Basically I adhere closely to the guidelines in the Patterns & Practices guide: Team Development with Visual Studio .NET and Visual SourceSafe. Chapter 3 of this guide focuses on structuring projects and solutions.

The guide recommends a single solution model whenever possible which I generally put in use with a slight modification. Chapter 3 talks about composing your source control tree into Systems, Solutions, and projects. So typically a large system might consist of only one solution, but could consist of multiple solutions. Ideally each solution is isolated from other solutions in that there are no project references from one solution to another.

However I’ve added a separate system called CodeLibrarySystem which contains a CodeLibrarySolution. When I create a new solution for a new system, I’ll add in the necessary projects from the CodeLibrarySolution into the current system.
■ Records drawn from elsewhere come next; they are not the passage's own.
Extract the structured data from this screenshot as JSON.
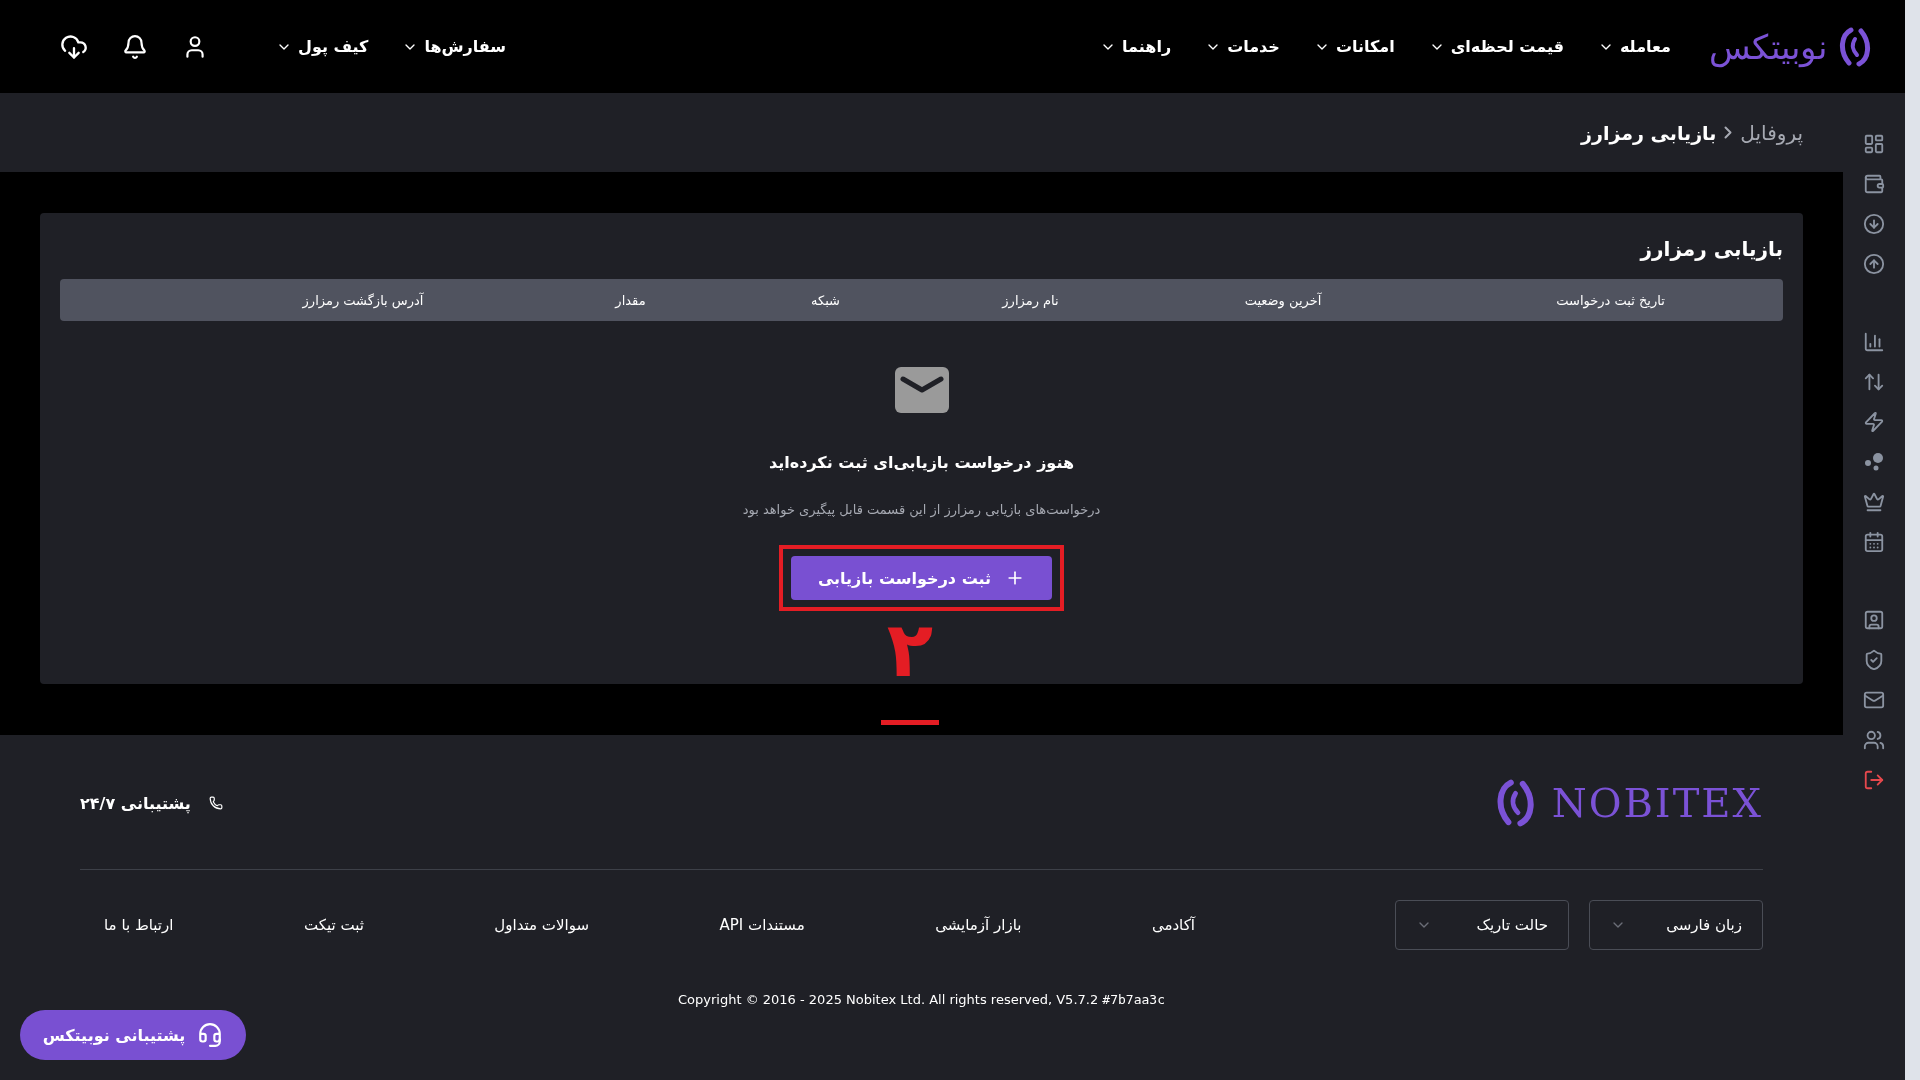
{
  "header": {
    "logo_text": "نوبیتکس",
    "nav": [
      {
        "label": "معامله"
      },
      {
        "label": "قیمت لحظه‌ای"
      },
      {
        "label": "امکانات"
      },
      {
        "label": "خدمات"
      },
      {
        "label": "راهنما"
      }
    ],
    "account_menu": [
      {
        "label": "سفارش‌ها"
      },
      {
        "label": "کیف پول"
      }
    ]
  },
  "breadcrumb": [
    {
      "label": "پروفایل",
      "current": false
    },
    {
      "label": "بازیابی رمزارز",
      "current": true
    }
  ],
  "card": {
    "title": "بازیابی رمزارز",
    "table": {
      "columns": [
        "تاریخ ثبت درخواست",
        "آخرین وضعیت",
        "نام رمزارز",
        "شبکه",
        "مقدار",
        "آدرس بازگشت رمزارز"
      ]
    },
    "empty_state": {
      "title": "هنوز درخواست بازیابی‌ای ثبت نکرده‌اید",
      "description": "درخواست‌های بازیابی رمزارز از این قسمت قابل پیگیری خواهد بود",
      "button": "ثبت درخواست بازیابی"
    }
  },
  "annotation": {
    "label": "۲"
  },
  "footer": {
    "logo_text": "NOBITEX",
    "support": "پشتیبانی ۲۴/۷",
    "selects": [
      {
        "value": "زبان فارسی"
      },
      {
        "value": "حالت تاریک"
      }
    ],
    "links": [
      "آکادمی",
      "بازار آزمایشی",
      "مستندات API",
      "سوالات متداول",
      "ثبت تیکت",
      "ارتباط با ما"
    ],
    "copyright": "Copyright © 2016 - 2025 Nobitex Ltd. All rights reserved, V5.7.2",
    "build_hash": "#7b7aa3c"
  },
  "support_button": "پشتیبانی نوبیتکس"
}
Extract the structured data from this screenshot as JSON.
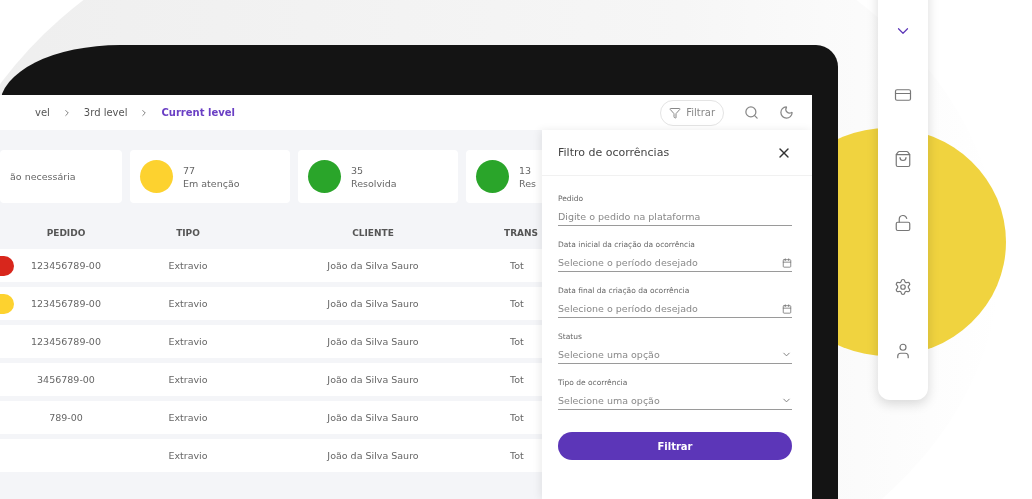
{
  "breadcrumb": [
    {
      "label": "vel",
      "current": false
    },
    {
      "label": "3rd level",
      "current": false
    },
    {
      "label": "Current level",
      "current": true
    }
  ],
  "toolbar": {
    "filter_button": "Filtrar"
  },
  "summary_cards": [
    {
      "label": "ão necessária"
    },
    {
      "count": "77",
      "label": "Em atenção",
      "color": "#fdd22f"
    },
    {
      "count": "35",
      "label": "Resolvida",
      "color": "#2aa52a"
    },
    {
      "count": "13",
      "label": "Res",
      "color": "#2aa52a"
    }
  ],
  "table": {
    "columns": [
      "PEDIDO",
      "TIPO",
      "CLIENTE",
      "TRANS"
    ],
    "rows": [
      {
        "color": "#d8261c",
        "cells": [
          "123456789-00",
          "Extravio",
          "João da Silva Sauro",
          "Tot"
        ]
      },
      {
        "color": "#fdd22f",
        "cells": [
          "123456789-00",
          "Extravio",
          "João da Silva Sauro",
          "Tot"
        ]
      },
      {
        "cells": [
          "123456789-00",
          "Extravio",
          "João da Silva Sauro",
          "Tot"
        ]
      },
      {
        "cells": [
          "3456789-00",
          "Extravio",
          "João da Silva Sauro",
          "Tot"
        ]
      },
      {
        "cells": [
          "789-00",
          "Extravio",
          "João da Silva Sauro",
          "Tot"
        ]
      },
      {
        "cells": [
          "",
          "Extravio",
          "João da Silva Sauro",
          "Tot"
        ]
      }
    ]
  },
  "filter_panel": {
    "title": "Filtro de ocorrências",
    "fields": [
      {
        "kind": "text",
        "label": "Pedido",
        "placeholder": "Digite o pedido na plataforma"
      },
      {
        "kind": "date",
        "label": "Data inicial da criação da ocorrência",
        "placeholder": "Selecione o período desejado"
      },
      {
        "kind": "date",
        "label": "Data final da criação da ocorrência",
        "placeholder": "Selecione o período desejado"
      },
      {
        "kind": "select",
        "label": "Status",
        "placeholder": "Selecione uma opção"
      },
      {
        "kind": "select",
        "label": "Tipo de ocorrência",
        "placeholder": "Selecione uma opção"
      }
    ],
    "submit": "Filtrar"
  },
  "side_nav": [
    {
      "kind": "chevron",
      "selected": true
    },
    {
      "kind": "card",
      "selected": false
    },
    {
      "kind": "bag",
      "selected": false
    },
    {
      "kind": "lock",
      "selected": false
    },
    {
      "kind": "gear",
      "selected": false
    },
    {
      "kind": "user",
      "selected": false
    }
  ]
}
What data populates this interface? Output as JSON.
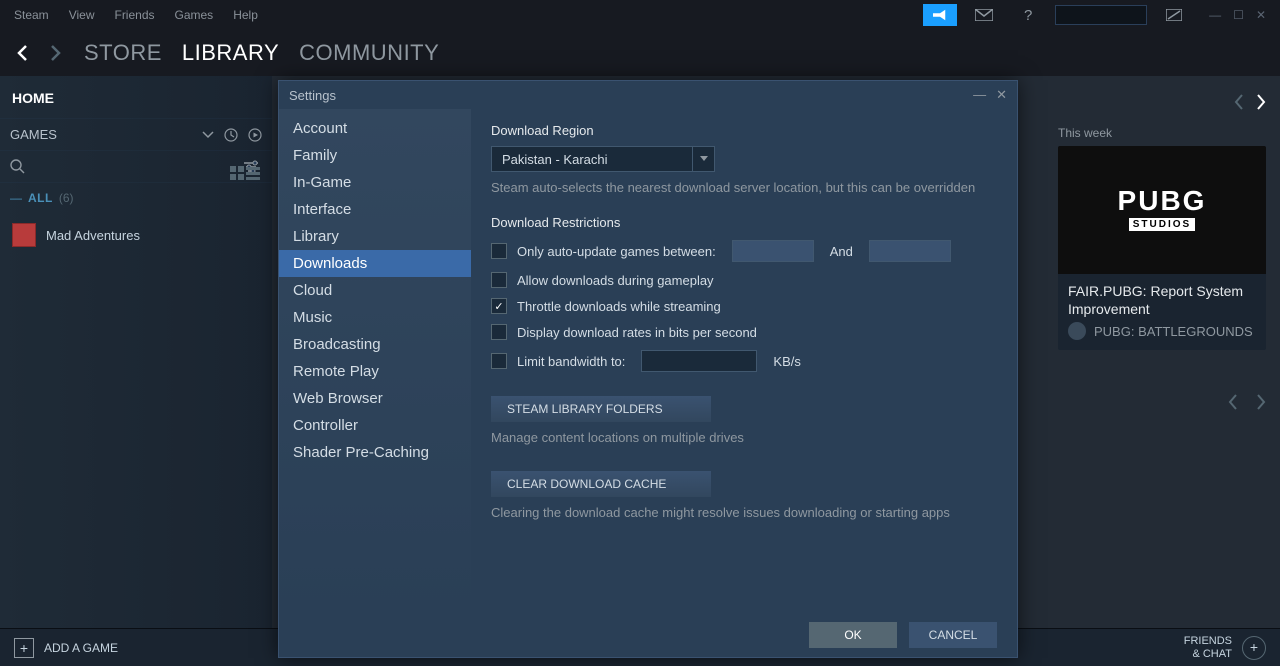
{
  "menubar": {
    "items": [
      "Steam",
      "View",
      "Friends",
      "Games",
      "Help"
    ],
    "help_symbol": "?"
  },
  "nav": {
    "items": [
      "STORE",
      "LIBRARY",
      "COMMUNITY"
    ],
    "active": "LIBRARY"
  },
  "sidebar": {
    "home": "HOME",
    "games_header": "GAMES",
    "category": {
      "name": "ALL",
      "count": "(6)"
    },
    "add_game": "ADD A GAME",
    "games": [
      {
        "name": "Mad Adventures"
      }
    ]
  },
  "news": {
    "week_label": "This week",
    "logo_big": "PUBG",
    "logo_small": "STUDIOS",
    "title": "FAIR.PUBG: Report System Improvement",
    "source": "PUBG: BATTLEGROUNDS"
  },
  "friends_chat": {
    "line1": "FRIENDS",
    "line2": "& CHAT"
  },
  "dialog": {
    "title": "Settings",
    "nav": [
      "Account",
      "Family",
      "In-Game",
      "Interface",
      "Library",
      "Downloads",
      "Cloud",
      "Music",
      "Broadcasting",
      "Remote Play",
      "Web Browser",
      "Controller",
      "Shader Pre-Caching"
    ],
    "active": "Downloads",
    "download_region": {
      "title": "Download Region",
      "value": "Pakistan - Karachi",
      "help": "Steam auto-selects the nearest download server location, but this can be overridden"
    },
    "restrictions": {
      "title": "Download Restrictions",
      "auto_update": {
        "label": "Only auto-update games between:",
        "and": "And",
        "checked": false
      },
      "allow_gameplay": {
        "label": "Allow downloads during gameplay",
        "checked": false
      },
      "throttle_stream": {
        "label": "Throttle downloads while streaming",
        "checked": true
      },
      "bits_rate": {
        "label": "Display download rates in bits per second",
        "checked": false
      },
      "limit_bw": {
        "label": "Limit bandwidth to:",
        "unit": "KB/s",
        "checked": false
      }
    },
    "library_folders": {
      "button": "STEAM LIBRARY FOLDERS",
      "help": "Manage content locations on multiple drives"
    },
    "clear_cache": {
      "button": "CLEAR DOWNLOAD CACHE",
      "help": "Clearing the download cache might resolve issues downloading or starting apps"
    },
    "footer": {
      "ok": "OK",
      "cancel": "CANCEL"
    }
  }
}
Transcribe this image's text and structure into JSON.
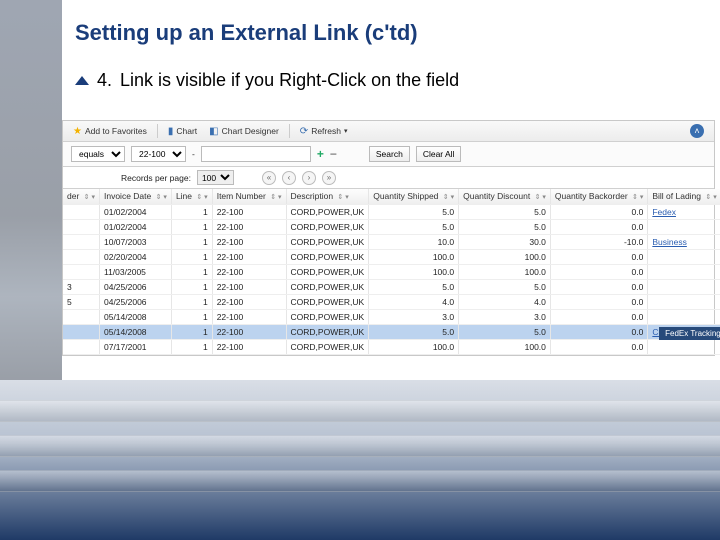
{
  "title": "Setting up an External Link (c'td)",
  "bullet": {
    "number": "4.",
    "text": "Link is visible if you Right-Click on the field"
  },
  "toolbar": {
    "add_favorites": "Add to Favorites",
    "chart": "Chart",
    "chart_designer": "Chart Designer",
    "refresh": "Refresh"
  },
  "filter": {
    "equals": "equals",
    "item_value": "22-100",
    "dash": "-",
    "search": "Search",
    "clear": "Clear All"
  },
  "pager": {
    "label": "Records per page:",
    "value": "100"
  },
  "columns": [
    "der",
    "Invoice Date",
    "Line",
    "Item Number",
    "Description",
    "Quantity Shipped",
    "Quantity Discount",
    "Quantity Backorder",
    "Bill of Lading"
  ],
  "rows": [
    {
      "der": "",
      "date": "01/02/2004",
      "line": "1",
      "item": "22-100",
      "desc": "CORD,POWER,UK",
      "ship": "5.0",
      "disc": "5.0",
      "back": "0.0",
      "bol": "Fedex"
    },
    {
      "der": "",
      "date": "01/02/2004",
      "line": "1",
      "item": "22-100",
      "desc": "CORD,POWER,UK",
      "ship": "5.0",
      "disc": "5.0",
      "back": "0.0",
      "bol": ""
    },
    {
      "der": "",
      "date": "10/07/2003",
      "line": "1",
      "item": "22-100",
      "desc": "CORD,POWER,UK",
      "ship": "10.0",
      "disc": "30.0",
      "back": "-10.0",
      "bol": "Business"
    },
    {
      "der": "",
      "date": "02/20/2004",
      "line": "1",
      "item": "22-100",
      "desc": "CORD,POWER,UK",
      "ship": "100.0",
      "disc": "100.0",
      "back": "0.0",
      "bol": ""
    },
    {
      "der": "",
      "date": "11/03/2005",
      "line": "1",
      "item": "22-100",
      "desc": "CORD,POWER,UK",
      "ship": "100.0",
      "disc": "100.0",
      "back": "0.0",
      "bol": ""
    },
    {
      "der": "3",
      "date": "04/25/2006",
      "line": "1",
      "item": "22-100",
      "desc": "CORD,POWER,UK",
      "ship": "5.0",
      "disc": "5.0",
      "back": "0.0",
      "bol": ""
    },
    {
      "der": "5",
      "date": "04/25/2006",
      "line": "1",
      "item": "22-100",
      "desc": "CORD,POWER,UK",
      "ship": "4.0",
      "disc": "4.0",
      "back": "0.0",
      "bol": ""
    },
    {
      "der": "",
      "date": "05/14/2008",
      "line": "1",
      "item": "22-100",
      "desc": "CORD,POWER,UK",
      "ship": "3.0",
      "disc": "3.0",
      "back": "0.0",
      "bol": ""
    },
    {
      "der": "",
      "date": "05/14/2008",
      "line": "1",
      "item": "22-100",
      "desc": "CORD,POWER,UK",
      "ship": "5.0",
      "disc": "5.0",
      "back": "0.0",
      "bol": "CCF"
    },
    {
      "der": "",
      "date": "07/17/2001",
      "line": "1",
      "item": "22-100",
      "desc": "CORD,POWER,UK",
      "ship": "100.0",
      "disc": "100.0",
      "back": "0.0",
      "bol": ""
    }
  ],
  "context_menu": "FedEx Tracking",
  "selected_row_index": 8
}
So this breaks the “isolation” model of a Single Solution Model, but provides the benefit of code sharing. Also, by merely getting latest on my current solution, I can get all the latest changes in the code library (which really shouldn’t be changing all that often).

At home and at work, I am constantly trying to refactor code so that it can be dropped in the CodeLibrarySolution as opposed to having a bunch of non-reusable code sitting in various solutions. This has worked out pretty well for me as I’m starting to have a significant code library at home. Any time I find an interesting example online, I add it to the code library (with appropriate licensing information if any).